While Democrats, their state and their communities were more important than their parties. On more than one occasion, Drummond supported Republicans. Patterson even spoke at Thurmond's funeral.
South Carolinians like these don't grow on trees, and in losing them, we feel like we're losing something special and important in state government that we may never see again.
Last fall, we talked about Drummond's pending retirement:
While partisanship and sticking to one's principles is important, that kind of perspective should give us something to think about. But even more importantly, Drummond's dedicated service to his Palmetto State should set a standard that, regardless of partisan identity, we should all aspire to.
On many occasions, Drummond crossed party lines to work with Republicans and even supported Senator Strom Thurmond. His party was important to him in his legislative service, but so was the best interests of his native state. It's a refreshing outlook on politics that we could use more of these days.
- John Drummond, a great South Carolinian, 9/24/07
Patterson’s departure will leave an elocutionary void in the sausage-making drill that is S.C. politics, friends and colleagues say.
Over the years, Patterson’s use of black dialect, often laced with well-placed invectives, has helped him to make his point and needle his opponents.
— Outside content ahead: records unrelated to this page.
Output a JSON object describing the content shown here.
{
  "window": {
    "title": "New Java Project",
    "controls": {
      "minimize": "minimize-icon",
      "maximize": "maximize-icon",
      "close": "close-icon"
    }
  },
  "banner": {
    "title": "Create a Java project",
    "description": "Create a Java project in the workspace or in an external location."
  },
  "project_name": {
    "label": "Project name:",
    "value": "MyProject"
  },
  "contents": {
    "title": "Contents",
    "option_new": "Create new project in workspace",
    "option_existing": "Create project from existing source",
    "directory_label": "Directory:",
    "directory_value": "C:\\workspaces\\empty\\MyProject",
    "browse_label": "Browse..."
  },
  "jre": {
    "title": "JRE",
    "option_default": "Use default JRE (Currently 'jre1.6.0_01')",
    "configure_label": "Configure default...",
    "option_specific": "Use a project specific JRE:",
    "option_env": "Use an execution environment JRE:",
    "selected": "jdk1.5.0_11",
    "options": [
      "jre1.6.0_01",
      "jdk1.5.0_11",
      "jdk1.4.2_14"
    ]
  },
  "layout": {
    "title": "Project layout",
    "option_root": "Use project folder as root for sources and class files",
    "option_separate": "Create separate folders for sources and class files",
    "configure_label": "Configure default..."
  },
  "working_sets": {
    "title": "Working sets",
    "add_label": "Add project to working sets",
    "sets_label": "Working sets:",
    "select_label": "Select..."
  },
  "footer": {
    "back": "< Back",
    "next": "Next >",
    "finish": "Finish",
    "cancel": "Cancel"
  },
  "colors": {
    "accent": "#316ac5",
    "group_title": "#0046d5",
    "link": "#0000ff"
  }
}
“They would call that ebonics in this day and age,” Patterson said. “But we didn’t have that terminology back in those days.”
Those who know Patterson and agree with his politics — such as his seatmate of 34 years, state Sen. John Matthews, D-Orangeburg — say Patterson’s departure will leave “the little man” voiceless in what they say are the increasingly hostile halls of the General Assembly.
- "Telling it like it is: elected as a firebrand, Patterson retires as a statesman", The State, 4/27/08During the Clarence Thomas confirmation hearings, he dismissed Anita Hill's allegations, pointing out that in spite of the conduct she alleged, she continued to seek transfers to work with him, suggesting that if the charges were true, it "must have been some pretty good sexual harassment".
The first Senator to take on the Confederate flag flying over the State House became one of the ones who brokered the compromise to bring it down, and then joined those who criticized the NAACP first for not helping his effort, and then complaining the agreement was not enough.
In politics, it is one thing to disagree and another to be disagreeable. While Patterson's style may have come across as disagreeable, that wasn't his goal. When he believed it was important, he sought to disagree in a manner that made sure you knew it, and considered his point of view before attempting to move forward.
Our Senate is intended to reflect upon the tough decisions of governing this state and make sure that the courses of action we take are the best choices possible. People like Drummond and Patterson, in their own ways, helped make that institution work.
In doing so, both Senators have become unlikely legends of that instituation, and they deserve the appreciation of the people of South Carolina, Democrats and Republicans alike. They certainly have ours.